Practitioners of SI do not feel ourselves to be therapists. The gravitational field is the therapist. What we do is prepare the body to receive the support from the gravitational field which gives a greater sense of well being.
–Ida Rolf

“Go around the problem; get the system sufficiently resilient so that it is able to change, and it will change, It doesn’t have to be forced. It’s that forcing that you have to avoid at all costs.”
— Ida Rolf

“When the body gets working appropriately, the force of Gravity can flow through, then spontaneously, the body heals itself.”
— Ida Rolf

“It is in the mind, it is not the body: my job is reaching the mind.”
— Milton Trager

“Touching hands are not like pharmaceuticals or scalpels. They are like flashlights in a darkened room.
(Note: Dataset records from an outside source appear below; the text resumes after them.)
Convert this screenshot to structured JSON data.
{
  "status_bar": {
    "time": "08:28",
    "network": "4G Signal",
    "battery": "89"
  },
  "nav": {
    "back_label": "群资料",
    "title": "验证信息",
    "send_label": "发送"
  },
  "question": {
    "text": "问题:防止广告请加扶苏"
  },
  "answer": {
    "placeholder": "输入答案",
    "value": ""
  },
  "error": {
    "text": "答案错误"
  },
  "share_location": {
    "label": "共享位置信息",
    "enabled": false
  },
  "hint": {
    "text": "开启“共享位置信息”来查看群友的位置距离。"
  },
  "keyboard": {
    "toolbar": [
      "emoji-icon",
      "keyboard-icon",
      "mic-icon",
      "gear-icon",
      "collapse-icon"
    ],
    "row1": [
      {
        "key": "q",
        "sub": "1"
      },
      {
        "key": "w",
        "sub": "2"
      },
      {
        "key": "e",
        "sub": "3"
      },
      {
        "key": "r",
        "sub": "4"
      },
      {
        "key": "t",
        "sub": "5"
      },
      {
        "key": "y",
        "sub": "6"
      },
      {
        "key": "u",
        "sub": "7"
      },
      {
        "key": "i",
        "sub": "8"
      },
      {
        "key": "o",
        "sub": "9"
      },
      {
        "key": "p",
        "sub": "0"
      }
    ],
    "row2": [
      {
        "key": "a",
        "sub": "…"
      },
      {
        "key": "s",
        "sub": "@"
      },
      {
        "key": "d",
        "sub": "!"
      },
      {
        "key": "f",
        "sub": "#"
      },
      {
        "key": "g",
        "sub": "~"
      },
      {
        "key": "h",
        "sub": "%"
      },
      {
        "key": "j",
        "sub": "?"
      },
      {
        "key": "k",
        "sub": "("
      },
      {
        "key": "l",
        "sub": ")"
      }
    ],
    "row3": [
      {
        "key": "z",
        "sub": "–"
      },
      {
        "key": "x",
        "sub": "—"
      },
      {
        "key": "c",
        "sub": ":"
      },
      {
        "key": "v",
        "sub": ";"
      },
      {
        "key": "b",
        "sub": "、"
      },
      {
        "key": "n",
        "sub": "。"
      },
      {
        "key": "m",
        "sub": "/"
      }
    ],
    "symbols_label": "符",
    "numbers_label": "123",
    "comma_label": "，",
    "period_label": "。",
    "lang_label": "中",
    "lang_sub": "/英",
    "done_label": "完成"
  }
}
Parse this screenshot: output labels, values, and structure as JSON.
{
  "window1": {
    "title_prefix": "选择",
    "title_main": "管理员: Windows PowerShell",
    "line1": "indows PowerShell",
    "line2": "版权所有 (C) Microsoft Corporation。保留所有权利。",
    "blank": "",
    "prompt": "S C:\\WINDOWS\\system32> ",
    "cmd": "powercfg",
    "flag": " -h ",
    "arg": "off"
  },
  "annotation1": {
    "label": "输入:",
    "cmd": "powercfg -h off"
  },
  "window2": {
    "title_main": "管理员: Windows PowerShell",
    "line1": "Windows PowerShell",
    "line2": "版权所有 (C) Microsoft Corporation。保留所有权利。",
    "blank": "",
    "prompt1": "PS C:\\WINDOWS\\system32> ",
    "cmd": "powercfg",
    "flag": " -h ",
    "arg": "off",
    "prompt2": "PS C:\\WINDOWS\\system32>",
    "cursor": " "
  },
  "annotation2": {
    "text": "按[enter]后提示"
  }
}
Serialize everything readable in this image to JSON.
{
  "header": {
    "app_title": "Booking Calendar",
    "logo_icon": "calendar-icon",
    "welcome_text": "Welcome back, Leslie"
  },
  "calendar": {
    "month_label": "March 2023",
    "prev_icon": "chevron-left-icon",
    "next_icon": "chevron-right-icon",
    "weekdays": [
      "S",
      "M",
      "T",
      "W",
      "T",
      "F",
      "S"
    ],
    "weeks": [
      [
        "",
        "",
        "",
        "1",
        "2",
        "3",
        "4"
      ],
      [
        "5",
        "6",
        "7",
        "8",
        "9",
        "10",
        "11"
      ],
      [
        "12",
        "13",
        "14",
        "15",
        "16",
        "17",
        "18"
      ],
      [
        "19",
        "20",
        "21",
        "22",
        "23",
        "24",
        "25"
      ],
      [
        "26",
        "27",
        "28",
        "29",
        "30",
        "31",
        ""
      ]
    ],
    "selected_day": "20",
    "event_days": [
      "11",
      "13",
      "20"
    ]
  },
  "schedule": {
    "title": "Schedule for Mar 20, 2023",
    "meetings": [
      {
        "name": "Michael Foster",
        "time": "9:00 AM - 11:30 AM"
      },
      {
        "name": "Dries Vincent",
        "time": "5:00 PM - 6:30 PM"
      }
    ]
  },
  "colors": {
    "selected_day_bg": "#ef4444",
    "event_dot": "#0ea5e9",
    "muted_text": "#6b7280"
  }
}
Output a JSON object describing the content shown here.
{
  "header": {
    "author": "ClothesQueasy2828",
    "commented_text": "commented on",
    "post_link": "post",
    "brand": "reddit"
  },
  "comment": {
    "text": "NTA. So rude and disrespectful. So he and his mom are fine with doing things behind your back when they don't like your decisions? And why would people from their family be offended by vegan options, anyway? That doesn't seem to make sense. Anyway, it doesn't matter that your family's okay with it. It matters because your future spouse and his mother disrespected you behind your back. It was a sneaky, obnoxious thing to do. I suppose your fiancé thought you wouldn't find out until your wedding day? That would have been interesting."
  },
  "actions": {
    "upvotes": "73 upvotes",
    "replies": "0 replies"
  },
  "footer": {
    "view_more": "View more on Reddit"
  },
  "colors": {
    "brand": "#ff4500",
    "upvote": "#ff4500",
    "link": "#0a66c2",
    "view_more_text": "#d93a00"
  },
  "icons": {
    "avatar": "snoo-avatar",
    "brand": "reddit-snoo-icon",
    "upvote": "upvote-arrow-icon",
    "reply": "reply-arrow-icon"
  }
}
The medicine they administer is self-awareness. And for many of our painful conditions, this is the aid that is most urgently needed.”
— Deane Juhan

“The skin is no more separated from the brain than the surface of a lake is separate from its depths; the two are different locations in a continuous medium…The brain is a single functional unit, from cortex to fingertips to toes. To touch the surface is to stir the depths.”
— Deane Juhan

“Movement is the unifying bond between the mind and the body, and sensations are the substance of that bond.”
— Deane Juhan

“Soothing touch, whether it be applied to a ruffled cat, a crying infant, or a frightened child, has a universally recognized power to ameliorate the signs of distress. How can it be that we overlook its usefulness on the jangled adult as well? What is it that leads us to assume that the stressed child merely needs “comforting,” while the stressed adult needs “medicine”?”
— Deane Juhan

“The principals in elegantly simple. We learn to love by being loved, we learn gentleness by being gentled, we learn to be graceful by experiencing the feeling of grace.”